DNA sequences of each of the seven MLST loci that differed from each other by one or more polymorphisms were assigned with different allele numbers. Distinct allelic profiles were assigned with different sequence types (STs). Clustering of related STs was carried out by eBURST Version 317. Two different STs sharing six of the seven loci constituted a single-locus variant (SLV). A double-locus variant (DLV) contained two STs differing in two loci and other loci should be identical. A triple-locus variant (TLV) included two STs differing in three loci. A clonal complex was composed of at least three STs with only SLVs. Only two STs belong to the same group with SLV was called doublet. The remaining STs, which had no SLV with other STs, were termed singletons. The founders (ancestry types) of CCs were predicted with 1,000 re-samplings for bootstrap.

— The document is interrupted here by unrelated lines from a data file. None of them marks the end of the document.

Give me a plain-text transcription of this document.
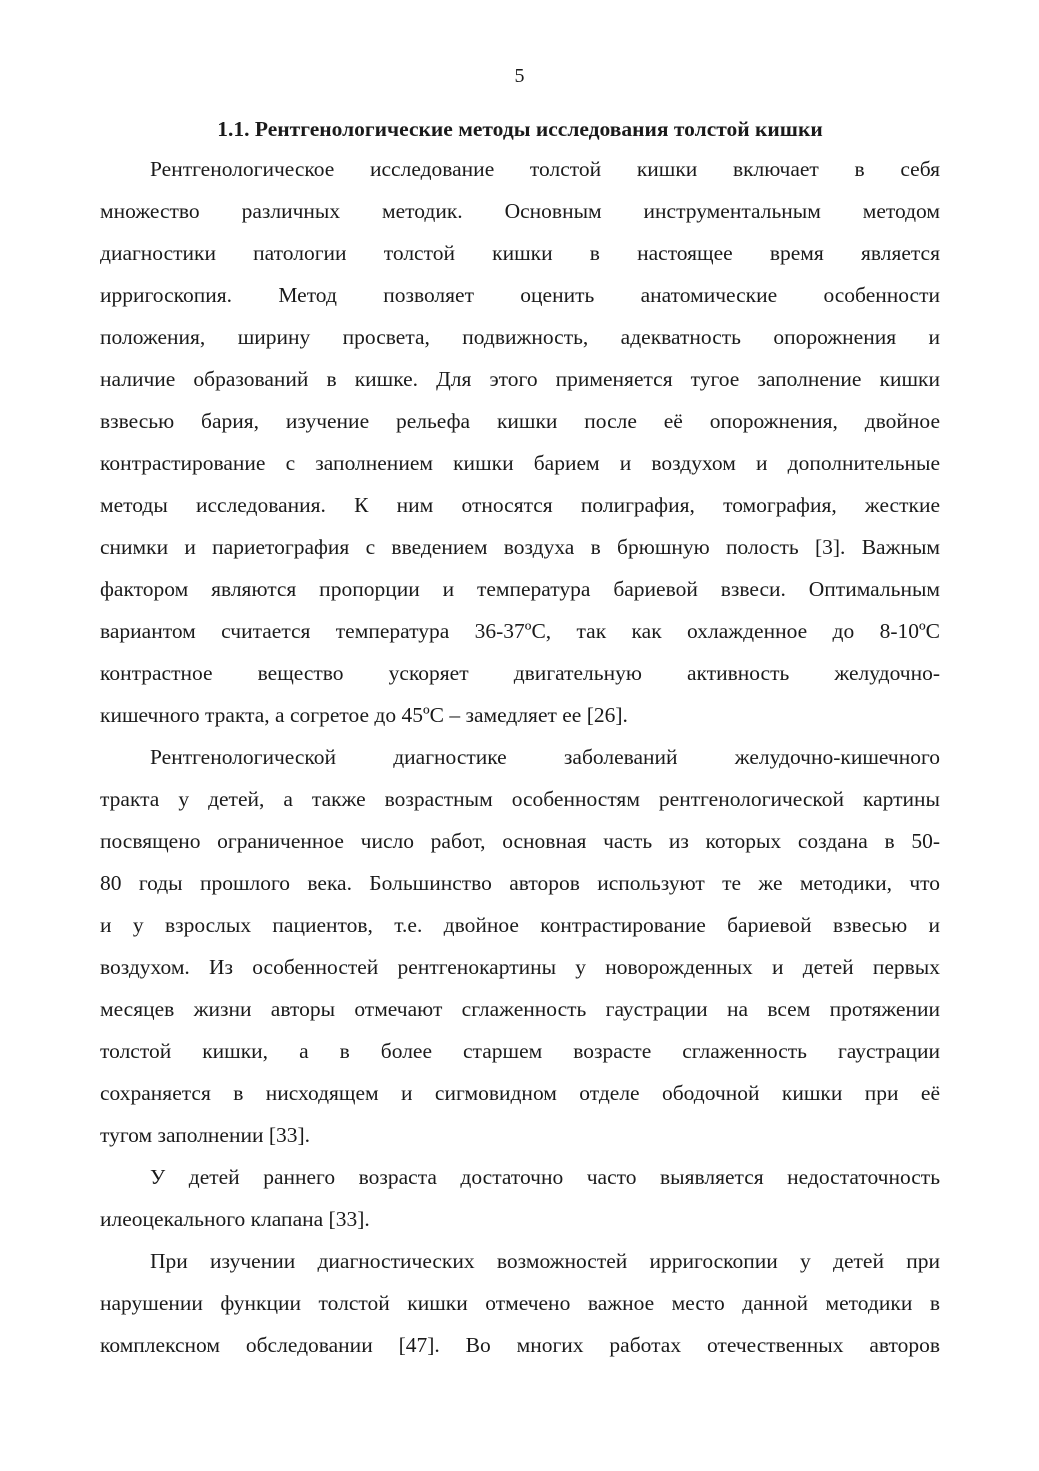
5
1.1. Рентгенологические методы исследования толстой кишки
Рентгенологическое исследование толстой кишки включает в себя
множество различных методик. Основным инструментальным методом
диагностики патологии толстой кишки в настоящее время является
ирригоскопия. Метод позволяет оценить анатомические особенности
положения, ширину просвета, подвижность, адекватность опорожнения и
наличие образований в кишке. Для этого применяется тугое заполнение кишки
взвесью бария, изучение рельефа кишки после её опорожнения, двойное
контрастирование с заполнением кишки барием и воздухом и дополнительные
методы исследования. К ним относятся полиграфия, томография, жесткие
снимки и париетография с введением воздуха в брюшную полость [3]. Важным
фактором являются пропорции и температура бариевой взвеси. Оптимальным
вариантом считается температура 36-37ºC, так как охлажденное до 8-10ºC
контрастное вещество ускоряет двигательную активность желудочно-
кишечного тракта, а согретое до 45ºC – замедляет ее [26].
Рентгенологической диагностике заболеваний желудочно-кишечного
тракта у детей, а также возрастным особенностям рентгенологической картины
посвящено ограниченное число работ, основная часть из которых создана в 50-
80 годы прошлого века. Большинство авторов используют те же методики, что
и у взрослых пациентов, т.е. двойное контрастирование бариевой взвесью и
воздухом. Из особенностей рентгенокартины у новорожденных и детей первых
месяцев жизни авторы отмечают сглаженность гаустрации на всем протяжении
толстой кишки, а в более старшем возрасте сглаженность гаустрации
сохраняется в нисходящем и сигмовидном отделе ободочной кишки при её
тугом заполнении [33].
У детей раннего возраста достаточно часто выявляется недостаточность
илеоцекального клапана [33].
При изучении диагностических возможностей ирригоскопии у детей при
нарушении функции толстой кишки отмечено важное место данной методики в
комплексном обследовании [47]. Во многих работах отечественных авторов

Population structure analyses

The Neighbor Joining (NJ) method29 was used to build phylogenetic trees of strains or STs. STRUCTURE software Version 2.330,31,32,33 was used with linkage model to infer ancestry of STs and this procedure assumed that each ST was derived from K assuming ancestral subpopulations. The proportions for each ST of K subpopulations could be estimated and illustrated. The posterior probability P(X|K) was calculated to determine which K to choose, where X stood for the number of genotypes of sampled isolates. 14 individual runs (20,000 burn-in iterations and 30,000 iterations sampling iterations) per value of K ranged from 2 to 15 were performed and 4 was chosen as the appropriate ancestry number with maximal posterior probability. The splits network of STs was generated by neighbor-net method34 using SplitsTree435. Global optimal eBURST implemented by Phyloviz36 was used to cluster STs with triple-locus variant (TLV) limitation, generating a MS tree to visualize possible evolutionary relationships between STs.

Recombination analyses

The phi test for recombination was performed with SplitsTree435 and P values < 0.05 indicated recombination existed. The Linkage Analysis Version 3.637 was used to calculate standardized index of association (st. IA) with 10,000 iterations by Monte Carlo based on allelic profiles. If there was linkage equilibrium because of frequent recombination events, the expected value of st. IA was zero, which suggested no association between alleles at different loci; if st. IA was statistically significant different from zero, alleles were suggested with genetic linkage. The LDhat program38,39 implemented in the RDP4 package40 was used to calculate per-site ρ/θ ratios based on concatenated sequences of the seven loci with 1,000,000 MCMC updates. The parameters ρ and θ represented the rates of recombination and mutation respectively.